Additional Materials


Data Image

The Rescan Dataset contains 3D reconstructions of 45 sequences of 13 distinct common spaces like lounges, study areas and living rooms. Each space has been captured between 3 to 5 times. Between each capture, the objects within the scene were moved in the way that long-term changes that are likely to occur in such spaces. In most cases, objects were newly introduced or removed from the scene as they would be in natural use. The captured spaces are relatively large, with an average approximate area of \(67.58m^2\).

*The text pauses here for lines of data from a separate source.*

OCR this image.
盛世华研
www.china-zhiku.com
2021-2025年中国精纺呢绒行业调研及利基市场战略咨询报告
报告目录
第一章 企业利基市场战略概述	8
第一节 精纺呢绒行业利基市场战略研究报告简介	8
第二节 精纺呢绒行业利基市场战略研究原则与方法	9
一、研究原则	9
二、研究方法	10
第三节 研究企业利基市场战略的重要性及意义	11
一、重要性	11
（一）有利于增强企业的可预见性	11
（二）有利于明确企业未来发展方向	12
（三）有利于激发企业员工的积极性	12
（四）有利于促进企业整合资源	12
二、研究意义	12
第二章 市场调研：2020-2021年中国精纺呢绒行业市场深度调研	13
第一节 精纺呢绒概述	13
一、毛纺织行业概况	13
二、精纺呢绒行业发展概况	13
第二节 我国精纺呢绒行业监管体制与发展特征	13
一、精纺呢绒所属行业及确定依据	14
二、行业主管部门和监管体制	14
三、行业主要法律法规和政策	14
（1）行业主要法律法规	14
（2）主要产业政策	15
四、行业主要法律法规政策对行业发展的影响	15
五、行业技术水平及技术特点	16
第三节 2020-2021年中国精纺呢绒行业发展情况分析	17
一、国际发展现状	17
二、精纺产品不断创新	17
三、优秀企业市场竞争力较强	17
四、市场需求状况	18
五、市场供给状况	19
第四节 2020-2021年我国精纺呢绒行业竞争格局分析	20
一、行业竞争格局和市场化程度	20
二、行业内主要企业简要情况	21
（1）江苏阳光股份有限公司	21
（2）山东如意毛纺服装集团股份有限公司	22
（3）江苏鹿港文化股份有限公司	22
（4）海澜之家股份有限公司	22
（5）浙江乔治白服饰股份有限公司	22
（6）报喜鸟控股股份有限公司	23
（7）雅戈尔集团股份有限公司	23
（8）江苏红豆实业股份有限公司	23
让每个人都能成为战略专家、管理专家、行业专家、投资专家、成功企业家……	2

The main feature of the Rescan dataset is the presence of object associations across time. These associations are expressed in the form of stable instance segmentation -- object A has the same unique instance id in all time-steps \(t_0, t_1, ..., t_n\).

Folder Structure

  ├── scene_a
  |   └── color [color video streams for each sequence]
  |   └── depth [depth video streams for each sequence]
  |   └── gt_segmentation [ply files containing seqmentation]
  ├── scene_b
  ├── ...
  └── scene_m

Ply File Format

All Rescan Ply files are stored in binary little endian format. Apart from standard \([x,y,z]\), \([nx, ny, nz]\), \([red, green, blue]\) flags for position, normal and color, this format also stores \(radius\) property for visualization, \(class\_idx\) for semantic class id, and \(instance\_idx\) for instance id. Overall the ply header is:

  format binary_little_endian 1.0
  element vertex 282892
  property float x
  property float y
  property float z
  property float nx
  property float ny
  property float nz
  property uchar red
  property uchar green
  property uchar blue
  property float radius
  property int class_idx
  property int instance_idx

Provided code will parse ply files in such format.